Les dernières pages du texte portent sur les rapports entre l’attention et la liberté. La question phénoménologique est ici : que signifie l’expérience étonnante de l’empire que nous exerçons sur certains de nos actes ? Surtout si on la pense par contraste avec ce qui ne dépend pas de nous et cette autre expérience, non moins radicale, que « je suis dans le monde, je n’en suis qu’une pièce, il me soutient, il m’englobe, il m’entretient, il m’absorbera ». Ici encore Ricœur procède en prenant appui sur un débat qui lui semble « un faux dilemme : la décision suit-elle le jugement ou est-elle issue d’un coup de force qui s’inscrirait entre le dernier jugement pratique et la décision ? Il semble que nous ayons là deux positions limites : Leibniz et James, le principe du meilleur et le fiat ». Ce développement, nous le retrouverons lui aussi dans Le volontaire et l’involontaire, à propos de la durée et l’attention : « Tout à l’heure c’était la mobilité de l’attention qui entretenait la délibération, maintenant c’est son arrêt qui y met un point final. La délibération, c’est l’attention dans son mouvement ; ce qu’on appelle choix, c’est l’attention en tant qu’elle s’arrête ». Les deux positions ici sont associées et articulées. La volonté est possible, c’est-à-dire la décision, parce qu’on peut cesser de faire attention : « Cette volonté de reste, c’est le pouvoir de penser à autre chose ». Quand on lit cette formule, on se dit que dans les années de captivité qui vont suivre, c’est bien ce pouvoir de la volonté que Ricœur va exercer de façon quotidienne.

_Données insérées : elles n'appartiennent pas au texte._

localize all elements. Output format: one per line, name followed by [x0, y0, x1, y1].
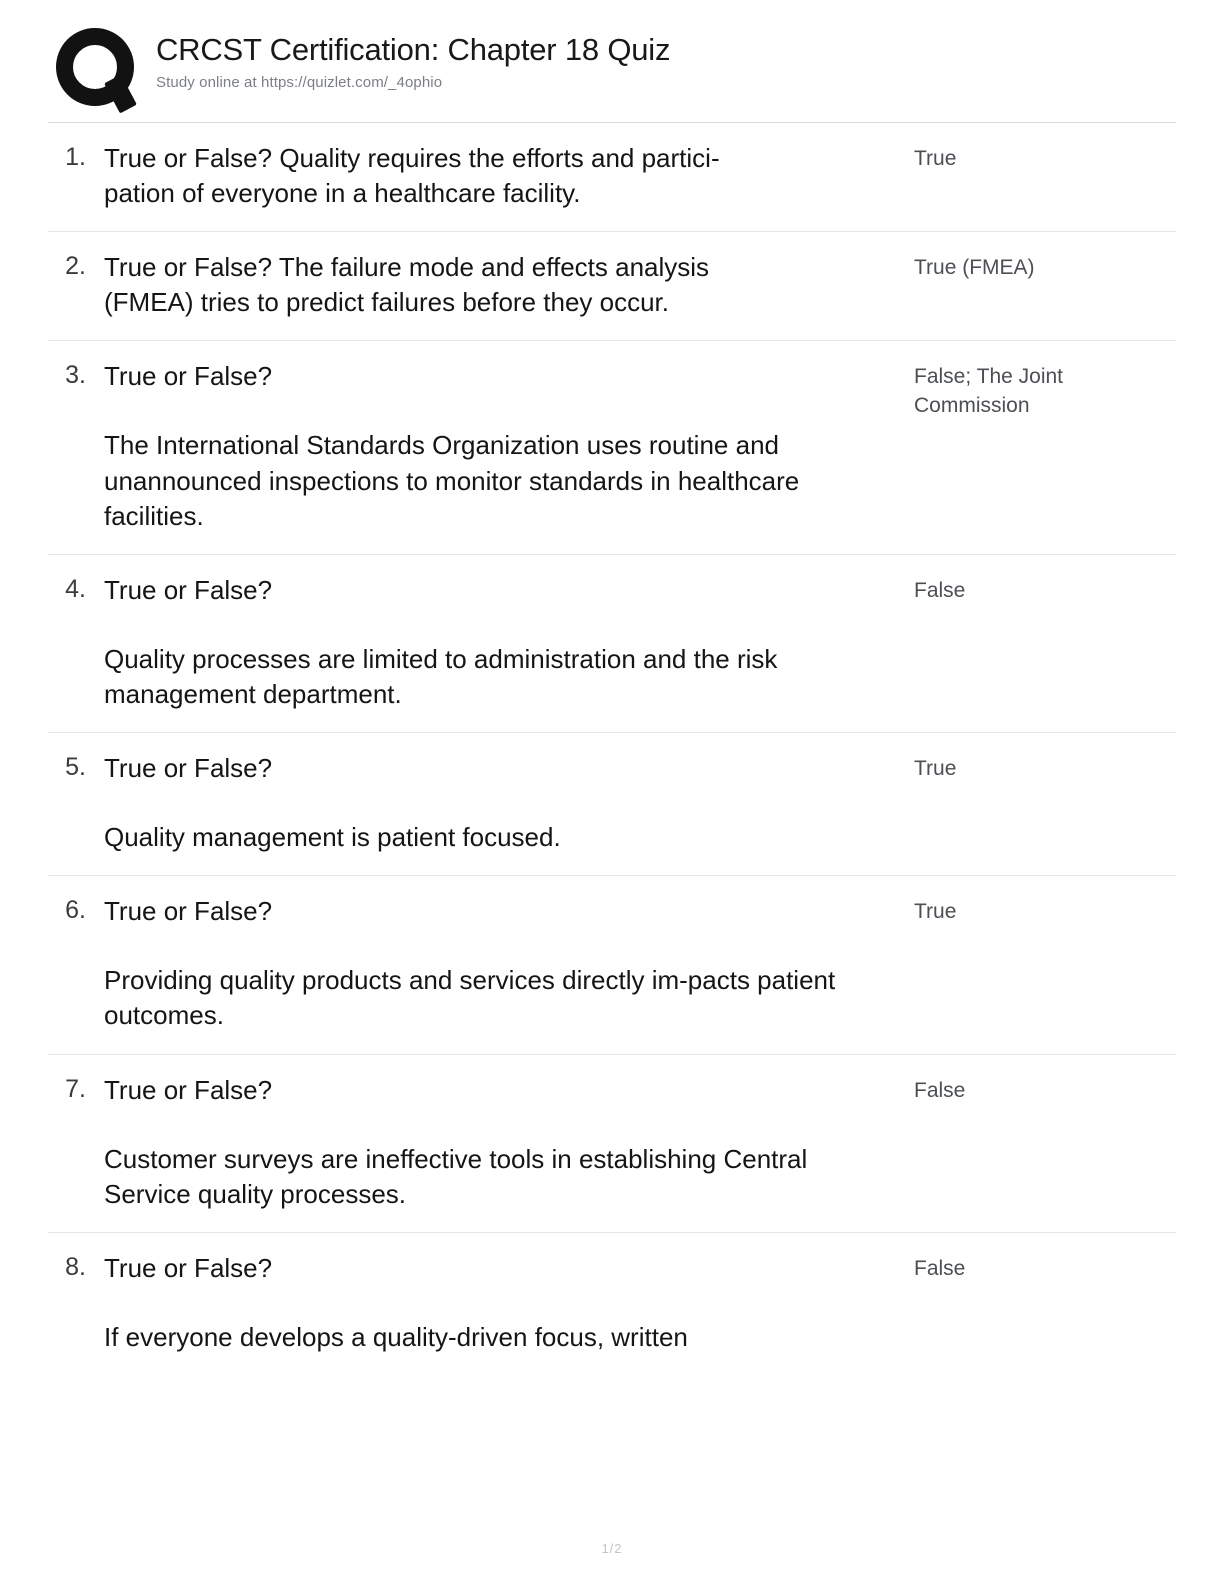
table-row [48, 875, 1176, 1053]
row-question [104, 141, 914, 211]
row-number: 5. [65, 753, 86, 782]
table-row [48, 122, 1176, 231]
question-body: pation of everyone in a healthcare facility. [104, 178, 581, 209]
question-lead: True or False? Quality requires the efforts and partici- [104, 143, 720, 173]
study-link-subtitle: Study online at https://quizlet.com/_4ophio [156, 73, 443, 91]
row-answer: False [914, 1078, 966, 1102]
question-lead: True or False? [104, 574, 273, 605]
question-lead: True or False? [104, 361, 273, 392]
header-text-block [156, 26, 670, 91]
document-header [48, 26, 1176, 106]
row-answer: True [914, 757, 957, 781]
row-question [104, 751, 914, 855]
page-title: CRCST Certification: Chapter 18 Quiz [156, 32, 671, 67]
row-answer: False [914, 578, 966, 602]
table-row [48, 732, 1176, 875]
row-number: 1. [65, 143, 86, 171]
question-body: Quality processes are limited to administration and the risk management department. [104, 643, 778, 709]
table-row [48, 340, 1176, 553]
table-row [48, 1054, 1176, 1232]
row-question [104, 573, 914, 712]
question-body: The International Standards Organization uses routine and unannounced inspections to monitor standards in healthcare facilities. [104, 430, 800, 531]
table-row [48, 231, 1176, 340]
question-body: Quality management is patient focused. [104, 822, 561, 853]
row-question [104, 1251, 914, 1355]
row-answer: False [914, 1256, 966, 1280]
question-lead: True or False? [104, 753, 273, 784]
question-body: If everyone develops a quality-driven focus, written [104, 1321, 688, 1352]
question-body: Customer surveys are ineffective tools in establishing Central Service quality processes. [104, 1143, 808, 1209]
question-body: (FMEA) tries to predict failures before they occur. [104, 287, 669, 318]
row-number: 3. [65, 361, 86, 390]
row-number: 7. [65, 1074, 86, 1103]
row-number: 6. [65, 896, 86, 925]
row-question [104, 1073, 914, 1212]
quiz-rows [48, 122, 1176, 1375]
question-lead: True or False? [104, 1252, 273, 1283]
row-question [104, 250, 914, 320]
row-answer: False; The Joint Commission [914, 365, 1064, 417]
question-body: Providing quality products and services directly im-pacts patient outcomes. [104, 965, 836, 1031]
question-lead: True or False? [104, 1074, 273, 1105]
row-number: 2. [65, 252, 86, 281]
row-answer: True (FMEA) [914, 256, 1035, 280]
row-question [104, 894, 914, 1033]
row-number: 4. [65, 574, 86, 603]
page-footer: 1/2 [601, 1541, 623, 1556]
row-question [104, 359, 914, 533]
quizlet-q-logo-icon [56, 28, 134, 106]
table-row [48, 554, 1176, 732]
question-lead: True or False? [104, 896, 273, 927]
question-lead: True or False? The failure mode and effects analysis [104, 252, 710, 283]
row-answer: True [914, 900, 957, 924]
table-row [48, 1232, 1176, 1375]
row-number: 8. [65, 1252, 86, 1281]
row-answer: True [914, 147, 957, 170]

Avant de conclure il lance encore une dernière fusée éclairante, sur notre capacité d’inattention comme un « pouvoir inemployé ». L’attention est bien l’une de ces capacités élémentaires sur lesquelles s’appuient l’anthropologie et l’éthique de Ricœur. Et ce dernier nous livre alors une dernière distinction, entre deux sortes d’inattention : l’inattention par défaut d’attention, par omission, par distraction, par démission ; et l’inattention présupposée par toute attention actuelle : « je ne fais pas attention à tel ou tel objet parce que je ne peux pas faire attention à beaucoup d’objets à la fois ; l’attention implique l’inattention ». On pourrait appeler cela l’inattention de réserve. C’est d’ailleurs dans les belles pages sur ce qu’il appelle l’oubli de réserve, dans La mémoire, l’histoire, l’oubli, qu’il faudrait aller chercher l’idée qu’il y a en nous des dispositions indisponibles mais qui nous rendent disponibles au reste, un noyau de mémoire profonde, où l’oubli n’est ni d’usure ni de refoulement, mais de réserve, au sens où là comme ailleurs Ricœur parle d’un « oublié fondateur ». La phénoménologie de l’attention apparaît ici en polarité avec la phénoménologie de l’habitude.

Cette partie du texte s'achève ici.